Monday, December 15, 2008

Martin Fowler on DSLs

Martin Fowler's post on Domain Specific Languages reminds me of the time we did a study of user performance of a graphical workflow editor. The graphical workflow editor is really a DSL represented with a graphical user interface. The domain is workflow automation. The language is some workflow description language--or in this case the graphical tool used to write the workflow description.

The purpose of the study was to see how programmers and non-programmers fared when given the same tool and same tasks. The results were very different between the two groups. If I remember correctly, the programmers were more rigorous and accommodating of edge cases and logical fallacies in the task.

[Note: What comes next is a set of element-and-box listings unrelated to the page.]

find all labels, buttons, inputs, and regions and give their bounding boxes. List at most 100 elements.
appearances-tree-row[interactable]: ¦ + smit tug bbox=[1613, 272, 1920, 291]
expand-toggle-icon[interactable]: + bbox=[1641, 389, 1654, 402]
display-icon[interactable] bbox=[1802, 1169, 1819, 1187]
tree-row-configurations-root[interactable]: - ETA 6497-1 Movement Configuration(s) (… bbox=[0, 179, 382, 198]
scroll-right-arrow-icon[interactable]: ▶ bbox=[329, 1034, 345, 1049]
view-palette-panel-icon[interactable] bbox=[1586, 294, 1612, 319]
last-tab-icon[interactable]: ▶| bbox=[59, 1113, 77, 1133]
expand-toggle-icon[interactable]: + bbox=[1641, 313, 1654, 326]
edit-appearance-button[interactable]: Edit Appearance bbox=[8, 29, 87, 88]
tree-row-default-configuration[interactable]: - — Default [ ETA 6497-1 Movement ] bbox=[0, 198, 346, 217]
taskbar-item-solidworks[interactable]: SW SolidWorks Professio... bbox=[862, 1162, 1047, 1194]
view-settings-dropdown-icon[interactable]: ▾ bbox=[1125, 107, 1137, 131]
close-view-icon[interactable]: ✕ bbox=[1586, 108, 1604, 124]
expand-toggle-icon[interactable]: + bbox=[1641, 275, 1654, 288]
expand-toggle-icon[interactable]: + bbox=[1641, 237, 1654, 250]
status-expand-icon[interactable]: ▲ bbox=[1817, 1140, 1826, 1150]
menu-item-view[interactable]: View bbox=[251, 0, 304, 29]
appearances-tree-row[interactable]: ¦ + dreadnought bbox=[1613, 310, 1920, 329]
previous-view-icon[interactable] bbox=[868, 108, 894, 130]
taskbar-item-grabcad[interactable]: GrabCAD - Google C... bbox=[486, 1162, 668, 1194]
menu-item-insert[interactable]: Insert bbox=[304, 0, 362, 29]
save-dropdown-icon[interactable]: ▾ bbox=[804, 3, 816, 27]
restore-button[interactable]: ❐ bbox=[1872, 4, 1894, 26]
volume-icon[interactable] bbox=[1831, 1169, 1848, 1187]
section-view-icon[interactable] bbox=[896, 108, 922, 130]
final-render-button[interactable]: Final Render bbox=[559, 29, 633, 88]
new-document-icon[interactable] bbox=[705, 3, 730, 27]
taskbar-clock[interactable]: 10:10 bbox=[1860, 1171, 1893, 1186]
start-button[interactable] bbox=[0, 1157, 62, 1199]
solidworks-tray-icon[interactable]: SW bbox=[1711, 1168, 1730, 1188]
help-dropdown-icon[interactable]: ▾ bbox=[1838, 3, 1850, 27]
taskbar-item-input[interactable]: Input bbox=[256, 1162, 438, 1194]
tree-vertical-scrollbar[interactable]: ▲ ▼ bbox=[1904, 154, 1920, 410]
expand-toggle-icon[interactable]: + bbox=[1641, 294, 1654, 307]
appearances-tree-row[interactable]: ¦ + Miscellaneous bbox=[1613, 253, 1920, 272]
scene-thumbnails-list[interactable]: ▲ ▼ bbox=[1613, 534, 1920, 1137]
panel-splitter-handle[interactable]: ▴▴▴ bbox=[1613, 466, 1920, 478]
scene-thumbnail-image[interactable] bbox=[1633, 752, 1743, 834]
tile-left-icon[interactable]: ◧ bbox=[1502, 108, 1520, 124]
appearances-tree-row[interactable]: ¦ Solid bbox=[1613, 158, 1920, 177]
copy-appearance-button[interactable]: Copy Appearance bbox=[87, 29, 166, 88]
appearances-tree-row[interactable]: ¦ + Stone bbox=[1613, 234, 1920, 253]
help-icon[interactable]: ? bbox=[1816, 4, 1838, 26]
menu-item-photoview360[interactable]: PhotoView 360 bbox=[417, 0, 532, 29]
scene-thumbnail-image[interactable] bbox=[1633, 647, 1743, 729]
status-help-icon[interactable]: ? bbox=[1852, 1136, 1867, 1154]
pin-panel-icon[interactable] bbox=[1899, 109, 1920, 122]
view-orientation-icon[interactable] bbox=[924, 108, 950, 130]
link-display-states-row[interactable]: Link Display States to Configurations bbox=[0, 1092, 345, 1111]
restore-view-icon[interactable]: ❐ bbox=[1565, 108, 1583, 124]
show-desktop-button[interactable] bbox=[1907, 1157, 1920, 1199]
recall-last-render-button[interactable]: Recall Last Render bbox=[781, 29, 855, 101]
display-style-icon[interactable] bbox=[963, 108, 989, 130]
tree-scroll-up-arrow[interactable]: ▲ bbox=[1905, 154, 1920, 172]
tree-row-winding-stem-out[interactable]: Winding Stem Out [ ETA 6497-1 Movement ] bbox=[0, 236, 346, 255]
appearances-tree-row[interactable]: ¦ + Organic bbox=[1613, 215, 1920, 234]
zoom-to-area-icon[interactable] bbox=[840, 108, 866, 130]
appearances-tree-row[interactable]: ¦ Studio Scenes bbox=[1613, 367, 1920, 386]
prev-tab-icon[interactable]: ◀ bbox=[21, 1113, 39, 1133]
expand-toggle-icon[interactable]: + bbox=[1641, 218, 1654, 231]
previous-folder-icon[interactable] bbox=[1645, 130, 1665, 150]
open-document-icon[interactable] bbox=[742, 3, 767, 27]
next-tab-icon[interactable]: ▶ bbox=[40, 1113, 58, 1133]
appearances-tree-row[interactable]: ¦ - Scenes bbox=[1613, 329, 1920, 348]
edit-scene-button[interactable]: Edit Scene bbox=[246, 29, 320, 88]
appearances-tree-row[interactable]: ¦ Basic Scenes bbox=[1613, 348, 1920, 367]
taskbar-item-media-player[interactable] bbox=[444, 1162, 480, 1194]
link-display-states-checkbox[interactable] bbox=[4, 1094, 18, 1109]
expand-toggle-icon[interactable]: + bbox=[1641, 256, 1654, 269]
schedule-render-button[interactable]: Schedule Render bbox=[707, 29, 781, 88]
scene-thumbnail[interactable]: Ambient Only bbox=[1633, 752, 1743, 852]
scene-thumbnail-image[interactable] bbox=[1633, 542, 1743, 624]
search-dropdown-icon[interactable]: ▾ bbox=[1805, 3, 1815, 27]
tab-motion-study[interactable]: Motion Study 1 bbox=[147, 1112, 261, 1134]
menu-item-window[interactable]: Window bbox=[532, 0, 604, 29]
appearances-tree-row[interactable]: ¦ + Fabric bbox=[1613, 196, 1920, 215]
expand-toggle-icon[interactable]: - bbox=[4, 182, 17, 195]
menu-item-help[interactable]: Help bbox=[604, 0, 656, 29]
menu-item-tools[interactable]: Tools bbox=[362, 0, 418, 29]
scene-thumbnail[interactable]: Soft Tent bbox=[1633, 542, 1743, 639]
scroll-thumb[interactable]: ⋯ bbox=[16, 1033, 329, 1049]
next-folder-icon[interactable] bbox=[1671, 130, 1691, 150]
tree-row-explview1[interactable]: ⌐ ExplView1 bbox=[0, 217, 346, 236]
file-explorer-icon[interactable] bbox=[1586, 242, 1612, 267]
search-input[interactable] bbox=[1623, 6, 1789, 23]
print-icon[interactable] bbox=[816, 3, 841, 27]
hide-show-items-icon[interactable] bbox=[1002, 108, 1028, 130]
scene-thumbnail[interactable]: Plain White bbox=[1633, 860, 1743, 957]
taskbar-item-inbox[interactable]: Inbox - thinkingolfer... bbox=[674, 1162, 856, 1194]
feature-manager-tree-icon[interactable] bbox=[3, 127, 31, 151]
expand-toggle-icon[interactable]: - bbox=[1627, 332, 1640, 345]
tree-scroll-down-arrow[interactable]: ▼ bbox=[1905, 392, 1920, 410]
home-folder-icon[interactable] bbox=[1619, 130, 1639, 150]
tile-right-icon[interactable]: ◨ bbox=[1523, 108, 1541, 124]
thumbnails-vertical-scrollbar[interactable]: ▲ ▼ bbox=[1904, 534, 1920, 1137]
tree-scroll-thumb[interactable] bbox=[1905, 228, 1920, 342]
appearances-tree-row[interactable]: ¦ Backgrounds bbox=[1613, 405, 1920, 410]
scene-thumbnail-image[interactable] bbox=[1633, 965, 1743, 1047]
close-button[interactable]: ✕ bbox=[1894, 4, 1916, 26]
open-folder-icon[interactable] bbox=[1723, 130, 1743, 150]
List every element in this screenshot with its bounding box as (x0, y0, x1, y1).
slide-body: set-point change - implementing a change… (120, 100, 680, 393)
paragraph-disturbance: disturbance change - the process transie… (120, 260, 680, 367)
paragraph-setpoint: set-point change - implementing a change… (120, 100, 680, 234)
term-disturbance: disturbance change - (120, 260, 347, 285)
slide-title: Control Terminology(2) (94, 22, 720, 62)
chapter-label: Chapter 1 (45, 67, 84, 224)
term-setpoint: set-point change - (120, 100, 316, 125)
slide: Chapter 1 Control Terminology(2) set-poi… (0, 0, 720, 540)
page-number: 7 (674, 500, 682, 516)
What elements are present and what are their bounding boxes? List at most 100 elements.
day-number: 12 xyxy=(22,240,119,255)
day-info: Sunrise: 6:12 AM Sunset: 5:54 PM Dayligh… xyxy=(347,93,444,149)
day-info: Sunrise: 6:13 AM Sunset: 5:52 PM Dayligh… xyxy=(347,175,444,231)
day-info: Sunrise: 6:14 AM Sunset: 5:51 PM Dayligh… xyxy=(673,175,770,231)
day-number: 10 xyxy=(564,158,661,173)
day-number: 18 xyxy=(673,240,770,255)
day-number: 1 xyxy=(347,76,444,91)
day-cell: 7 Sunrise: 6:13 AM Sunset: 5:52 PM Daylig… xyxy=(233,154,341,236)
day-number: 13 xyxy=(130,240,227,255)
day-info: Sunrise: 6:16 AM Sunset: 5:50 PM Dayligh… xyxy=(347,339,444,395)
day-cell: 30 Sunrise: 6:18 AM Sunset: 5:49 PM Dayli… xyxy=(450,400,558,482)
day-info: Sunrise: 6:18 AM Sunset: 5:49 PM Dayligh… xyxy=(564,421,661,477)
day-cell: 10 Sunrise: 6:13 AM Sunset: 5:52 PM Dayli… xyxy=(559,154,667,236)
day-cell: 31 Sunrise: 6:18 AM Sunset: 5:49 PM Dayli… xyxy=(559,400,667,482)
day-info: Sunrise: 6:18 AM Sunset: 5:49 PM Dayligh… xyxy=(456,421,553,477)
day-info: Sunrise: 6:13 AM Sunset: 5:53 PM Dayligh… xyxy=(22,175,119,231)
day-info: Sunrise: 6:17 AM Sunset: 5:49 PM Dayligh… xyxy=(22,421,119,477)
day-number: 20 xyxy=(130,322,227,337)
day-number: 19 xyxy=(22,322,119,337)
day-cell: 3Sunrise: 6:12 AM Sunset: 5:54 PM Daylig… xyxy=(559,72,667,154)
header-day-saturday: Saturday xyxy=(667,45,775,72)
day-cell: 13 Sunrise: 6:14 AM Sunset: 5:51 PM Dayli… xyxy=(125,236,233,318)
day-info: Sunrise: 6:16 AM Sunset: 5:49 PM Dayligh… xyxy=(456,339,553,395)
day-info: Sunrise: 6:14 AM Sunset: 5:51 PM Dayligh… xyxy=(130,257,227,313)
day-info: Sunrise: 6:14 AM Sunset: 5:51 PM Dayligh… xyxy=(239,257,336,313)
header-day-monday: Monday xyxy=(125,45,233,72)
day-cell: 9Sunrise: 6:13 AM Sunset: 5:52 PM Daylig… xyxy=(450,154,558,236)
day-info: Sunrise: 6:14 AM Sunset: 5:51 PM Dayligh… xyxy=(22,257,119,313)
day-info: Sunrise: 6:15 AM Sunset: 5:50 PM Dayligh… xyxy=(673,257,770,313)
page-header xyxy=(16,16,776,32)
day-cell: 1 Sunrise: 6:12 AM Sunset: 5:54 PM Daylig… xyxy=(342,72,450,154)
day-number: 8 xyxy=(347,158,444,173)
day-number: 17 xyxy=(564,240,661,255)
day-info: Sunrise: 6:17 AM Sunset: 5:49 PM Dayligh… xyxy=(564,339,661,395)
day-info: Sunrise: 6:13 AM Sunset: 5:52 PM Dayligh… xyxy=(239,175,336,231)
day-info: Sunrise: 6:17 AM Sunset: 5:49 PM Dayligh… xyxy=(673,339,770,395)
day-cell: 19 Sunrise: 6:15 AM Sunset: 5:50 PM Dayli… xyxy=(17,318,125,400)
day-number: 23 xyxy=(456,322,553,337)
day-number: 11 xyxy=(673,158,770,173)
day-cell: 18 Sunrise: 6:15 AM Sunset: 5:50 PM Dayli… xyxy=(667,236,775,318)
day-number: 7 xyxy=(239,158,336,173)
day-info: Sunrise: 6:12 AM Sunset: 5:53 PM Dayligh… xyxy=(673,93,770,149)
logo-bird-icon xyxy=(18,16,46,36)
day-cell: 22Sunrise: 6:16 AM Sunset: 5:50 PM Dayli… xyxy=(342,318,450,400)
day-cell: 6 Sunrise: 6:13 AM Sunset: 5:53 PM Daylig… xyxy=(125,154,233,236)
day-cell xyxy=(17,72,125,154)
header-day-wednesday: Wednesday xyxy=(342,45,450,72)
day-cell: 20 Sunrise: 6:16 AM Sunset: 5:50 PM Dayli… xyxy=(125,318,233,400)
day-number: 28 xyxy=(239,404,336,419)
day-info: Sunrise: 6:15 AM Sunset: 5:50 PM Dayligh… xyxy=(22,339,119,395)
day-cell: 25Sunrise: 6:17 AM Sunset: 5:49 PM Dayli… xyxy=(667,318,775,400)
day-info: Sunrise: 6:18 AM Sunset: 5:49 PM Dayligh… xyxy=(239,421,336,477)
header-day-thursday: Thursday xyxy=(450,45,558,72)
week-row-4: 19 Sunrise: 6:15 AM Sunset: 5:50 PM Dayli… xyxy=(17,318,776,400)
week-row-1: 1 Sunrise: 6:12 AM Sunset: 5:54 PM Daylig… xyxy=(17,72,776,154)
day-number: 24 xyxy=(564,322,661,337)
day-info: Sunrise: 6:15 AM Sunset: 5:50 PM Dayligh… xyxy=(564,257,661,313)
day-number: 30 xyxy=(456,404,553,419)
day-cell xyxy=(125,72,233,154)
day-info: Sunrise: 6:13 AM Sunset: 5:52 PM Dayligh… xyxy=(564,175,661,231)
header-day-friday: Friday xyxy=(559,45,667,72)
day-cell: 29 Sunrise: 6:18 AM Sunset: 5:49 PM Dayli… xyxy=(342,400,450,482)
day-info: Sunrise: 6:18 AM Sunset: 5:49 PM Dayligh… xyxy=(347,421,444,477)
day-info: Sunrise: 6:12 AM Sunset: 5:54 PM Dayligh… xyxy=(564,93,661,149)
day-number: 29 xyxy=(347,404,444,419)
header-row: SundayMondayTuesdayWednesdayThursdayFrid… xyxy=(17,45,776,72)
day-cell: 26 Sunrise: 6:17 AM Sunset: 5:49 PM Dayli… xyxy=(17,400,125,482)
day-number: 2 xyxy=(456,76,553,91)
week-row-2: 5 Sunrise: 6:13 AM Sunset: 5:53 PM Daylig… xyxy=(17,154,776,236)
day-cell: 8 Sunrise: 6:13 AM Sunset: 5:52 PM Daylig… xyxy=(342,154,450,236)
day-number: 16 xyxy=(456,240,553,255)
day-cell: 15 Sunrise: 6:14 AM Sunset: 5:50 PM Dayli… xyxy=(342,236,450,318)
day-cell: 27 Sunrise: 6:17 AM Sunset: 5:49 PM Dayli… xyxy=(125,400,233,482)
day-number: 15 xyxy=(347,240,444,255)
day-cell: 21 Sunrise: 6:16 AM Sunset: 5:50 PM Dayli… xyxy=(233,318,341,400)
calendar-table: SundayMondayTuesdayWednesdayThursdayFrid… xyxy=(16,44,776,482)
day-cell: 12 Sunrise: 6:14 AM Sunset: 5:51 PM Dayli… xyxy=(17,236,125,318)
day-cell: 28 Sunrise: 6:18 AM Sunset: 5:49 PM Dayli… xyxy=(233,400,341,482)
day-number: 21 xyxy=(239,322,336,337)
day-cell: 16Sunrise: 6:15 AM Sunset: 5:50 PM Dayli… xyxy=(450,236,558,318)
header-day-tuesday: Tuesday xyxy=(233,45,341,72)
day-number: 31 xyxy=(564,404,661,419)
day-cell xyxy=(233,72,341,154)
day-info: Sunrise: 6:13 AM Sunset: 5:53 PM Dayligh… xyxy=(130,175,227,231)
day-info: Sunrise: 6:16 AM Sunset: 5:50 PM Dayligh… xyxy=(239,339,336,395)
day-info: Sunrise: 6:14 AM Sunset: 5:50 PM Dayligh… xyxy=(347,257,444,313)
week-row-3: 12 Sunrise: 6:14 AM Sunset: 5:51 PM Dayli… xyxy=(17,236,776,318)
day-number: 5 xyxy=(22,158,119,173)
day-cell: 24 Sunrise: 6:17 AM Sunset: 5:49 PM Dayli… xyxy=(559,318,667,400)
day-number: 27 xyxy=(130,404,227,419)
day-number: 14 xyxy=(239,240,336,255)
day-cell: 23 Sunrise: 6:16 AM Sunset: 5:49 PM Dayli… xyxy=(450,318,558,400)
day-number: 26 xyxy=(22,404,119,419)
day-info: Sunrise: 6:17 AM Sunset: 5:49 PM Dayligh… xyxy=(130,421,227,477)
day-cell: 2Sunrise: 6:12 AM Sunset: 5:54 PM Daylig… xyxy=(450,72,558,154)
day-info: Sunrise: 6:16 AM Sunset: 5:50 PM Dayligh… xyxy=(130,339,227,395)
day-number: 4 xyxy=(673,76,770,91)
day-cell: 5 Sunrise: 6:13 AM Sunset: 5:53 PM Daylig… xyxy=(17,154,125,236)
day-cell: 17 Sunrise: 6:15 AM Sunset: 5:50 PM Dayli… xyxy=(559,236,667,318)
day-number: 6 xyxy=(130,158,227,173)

Whereas the non-programmers plowed through the task without regard for "what if" situations where the workflow could get stuck or produce the incorrect results. The users had different intentions, with the programmers looking for accuracy and correctness, and the non-programmers looking for simple automation.

The point is that there's more to the task at hand than the tools. Besides the obvious "skills" related issues, there's also the user's intent. If we give everybody guns, will we need police any more? If you assume everybody has the same intentions as the police (to uphold the law), then I guess not.

2 Comments:

Anonymous Anonymous said...

Fantastic

9:13 PM  
Anonymous Anonymous said...

Hi Steve,

Interesting experience and setup for the study. Do you have a reference for the whole study? Was it published somewhere?